Syekh Abdullah Ba Alawi Di Penghujung Usianya
Syekh Abdullah Ba Alawi termasuk orang yang berumur panjang untuk beribadah dan beramal saleh. Di akhir usianya, ia berujar, “Segala sesuatu mengurangi diriku kecuali dunia. Aku tak peduli sama sekali pada dunia, apakah dia datang atau pergi. Tempat dunia hanya di atas tenggorokan.”
Maksud kalimat, ‘Segala sesuatu mengurangi diriku’: mengurangi kekuatanku. Sebab badan menjadi lemah bila dibanding saat masa muda. Meski begitu, ia tak pernah telat beribadah dan beramal saleh. Ia tak pernah bermalas-malasan untuk mencapai segala keutamaan.
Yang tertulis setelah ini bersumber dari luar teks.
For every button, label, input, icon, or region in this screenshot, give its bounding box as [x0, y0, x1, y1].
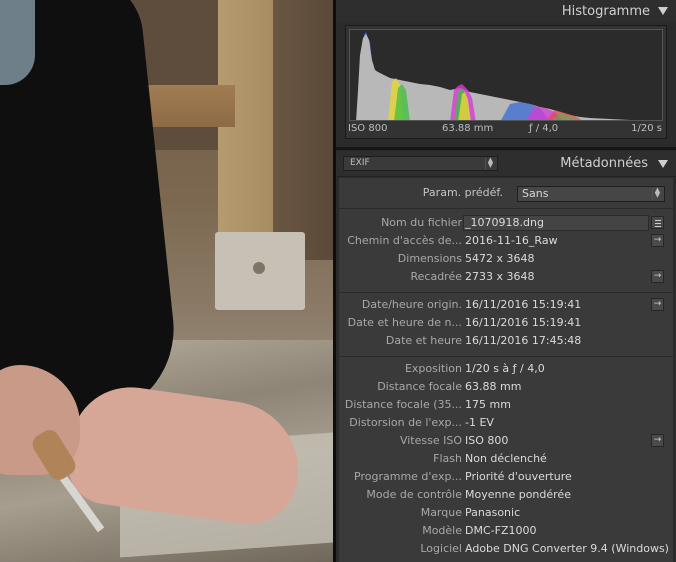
metadata-row: Recadrée 2733 x 3648 →	[339, 268, 673, 286]
histogram-header[interactable]: Histogramme	[336, 0, 676, 22]
photo-preview	[0, 0, 333, 562]
metadata-value: 2733 x 3648	[465, 270, 535, 283]
metadata-value: Adobe DNG Converter 9.4 (Windows)	[465, 542, 669, 555]
histogram-aperture: ƒ / 4,0	[529, 123, 559, 134]
section-separator	[336, 147, 676, 150]
metadata-label: Nom du fichier	[381, 216, 462, 229]
metadata-value: 175 mm	[465, 398, 511, 411]
metadata-label: Distance focale	[377, 380, 462, 393]
metadata-row: Logiciel Adobe DNG Converter 9.4 (Window…	[339, 540, 673, 558]
metadata-row: Distance focale 63.88 mm	[339, 378, 673, 396]
metadata-group-exposure: Exposition 1/20 s à ƒ / 4,0 Distance foc…	[339, 360, 673, 558]
updown-arrows-icon: ▲ ▼	[652, 187, 662, 200]
metadata-row: Marque Panasonic	[339, 504, 673, 522]
histogram-title: Histogramme	[561, 3, 650, 19]
preset-select[interactable]: Sans ▲ ▼	[517, 186, 665, 202]
metadata-group-file: Nom du fichier _1070918.dng Chemin d'acc…	[339, 214, 673, 286]
metadata-row: Vitesse ISO ISO 800 →	[339, 432, 673, 450]
metadata-row: Nom du fichier _1070918.dng	[339, 214, 673, 232]
metadata-value: Moyenne pondérée	[465, 488, 571, 501]
metadata-label: Distance focale (35...	[344, 398, 462, 411]
metadata-value: 5472 x 3648	[465, 252, 535, 265]
group-separator	[339, 292, 673, 293]
metadata-row: Exposition 1/20 s à ƒ / 4,0	[339, 360, 673, 378]
preset-value: Sans	[522, 187, 549, 200]
metadata-view-value: EXIF	[350, 158, 370, 168]
right-panel: Histogramme ISO 800 63.88 mm ƒ / 4,0 1/2…	[336, 0, 676, 562]
metadata-view-select[interactable]: EXIF ▲ ▼	[343, 156, 498, 171]
go-to-arrow-icon[interactable]: →	[651, 298, 664, 311]
metadata-row: Date et heure 16/11/2016 17:45:48	[339, 332, 673, 350]
metadata-label: Flash	[433, 452, 462, 465]
metadata-label: Mode de contrôle	[366, 488, 462, 501]
metadata-value: 1/20 s à ƒ / 4,0	[465, 362, 545, 375]
metadata-row: Distance focale (35... 175 mm	[339, 396, 673, 414]
metadata-value: Panasonic	[465, 506, 521, 519]
histogram-plot	[349, 29, 663, 121]
metadata-row: Distorsion de l'exp... -1 EV	[339, 414, 673, 432]
metadata-value: 2016-11-16_Raw	[465, 234, 558, 247]
photo-beam	[268, 0, 333, 260]
metadata-label: Distorsion de l'exp...	[349, 416, 462, 429]
histogram-shutter: 1/20 s	[631, 123, 662, 134]
metadata-row: Date/heure origin. 16/11/2016 15:19:41 →	[339, 296, 673, 314]
metadata-value: -1 EV	[465, 416, 494, 429]
metadata-title: Métadonnées	[560, 156, 648, 171]
metadata-label: Logiciel	[420, 542, 462, 555]
list-icon[interactable]	[651, 216, 664, 229]
metadata-label: Vitesse ISO	[399, 434, 462, 447]
histogram-iso: ISO 800	[348, 123, 388, 134]
metadata-value: ISO 800	[465, 434, 509, 447]
metadata-row: Dimensions 5472 x 3648	[339, 250, 673, 268]
metadata-value: 16/11/2016 15:19:41	[465, 316, 582, 329]
metadata-row: Mode de contrôle Moyenne pondérée	[339, 486, 673, 504]
metadata-row: Date et heure de n... 16/11/2016 15:19:4…	[339, 314, 673, 332]
photo-outlet	[215, 232, 305, 310]
metadata-row: Chemin d'accès de... 2016-11-16_Raw →	[339, 232, 673, 250]
metadata-label: Date et heure	[385, 334, 462, 347]
metadata-row: Programme d'exp... Priorité d'ouverture	[339, 468, 673, 486]
metadata-value: 63.88 mm	[465, 380, 522, 393]
metadata-row: Modèle DMC-FZ1000	[339, 522, 673, 540]
metadata-label: Exposition	[404, 362, 462, 375]
metadata-label: Date/heure origin.	[361, 298, 462, 311]
histogram-focal: 63.88 mm	[442, 123, 494, 134]
metadata-value: 16/11/2016 17:45:48	[465, 334, 582, 347]
metadata-row: Flash Non déclenché	[339, 450, 673, 468]
preset-row: Param. prédéf. Sans ▲ ▼	[339, 181, 673, 203]
metadata-header[interactable]: EXIF ▲ ▼ Métadonnées	[336, 151, 676, 177]
metadata-label: Chemin d'accès de...	[347, 234, 462, 247]
collapse-triangle-icon[interactable]	[658, 7, 668, 15]
metadata-label: Marque	[420, 506, 462, 519]
histogram[interactable]: ISO 800 63.88 mm ƒ / 4,0 1/20 s	[345, 25, 667, 139]
metadata-label: Dimensions	[397, 252, 462, 265]
updown-arrows-icon: ▲ ▼	[485, 157, 495, 169]
group-separator	[339, 208, 673, 209]
metadata-value: DMC-FZ1000	[465, 524, 537, 537]
go-to-arrow-icon[interactable]: →	[651, 270, 664, 283]
metadata-value: Priorité d'ouverture	[465, 470, 572, 483]
metadata-label: Date et heure de n...	[347, 316, 462, 329]
metadata-label: Recadrée	[410, 270, 462, 283]
collapse-triangle-icon[interactable]	[658, 160, 668, 168]
metadata-value: 16/11/2016 15:19:41	[465, 298, 582, 311]
go-to-arrow-icon[interactable]: →	[651, 234, 664, 247]
metadata-group-dates: Date/heure origin. 16/11/2016 15:19:41 →…	[339, 296, 673, 350]
metadata-label: Modèle	[422, 524, 462, 537]
metadata-value: _1070918.dng	[465, 216, 544, 229]
metadata-value: Non déclenché	[465, 452, 547, 465]
metadata-body: Param. prédéf. Sans ▲ ▼ Nom du fichier _1…	[339, 178, 673, 562]
go-to-arrow-icon[interactable]: →	[651, 434, 664, 447]
group-separator	[339, 356, 673, 357]
histogram-graph	[356, 32, 630, 120]
metadata-label: Programme d'exp...	[354, 470, 462, 483]
histogram-info: ISO 800 63.88 mm ƒ / 4,0 1/20 s	[346, 123, 666, 137]
preset-label: Param. prédéf.	[422, 186, 503, 199]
Ia memiliki banyak keutamaan, di antaranya sebagaimana disebutkan penulis Al Musyarri': “Syekh Ba Alawi sangat gemar minyak wangi sampai baunya tercium dari kejauhan. Ia berkulit putih, tinggi, berwajah tampan, matanya lebar, lisannya fasih, pemberani, berjambang lebat, berwibawa, senyum ketika bertemu dengan siapapun. Semua orang memujinya dengan bait-bait syair, seandainya itu dikumpulkan, akan menjadi buku tebal.”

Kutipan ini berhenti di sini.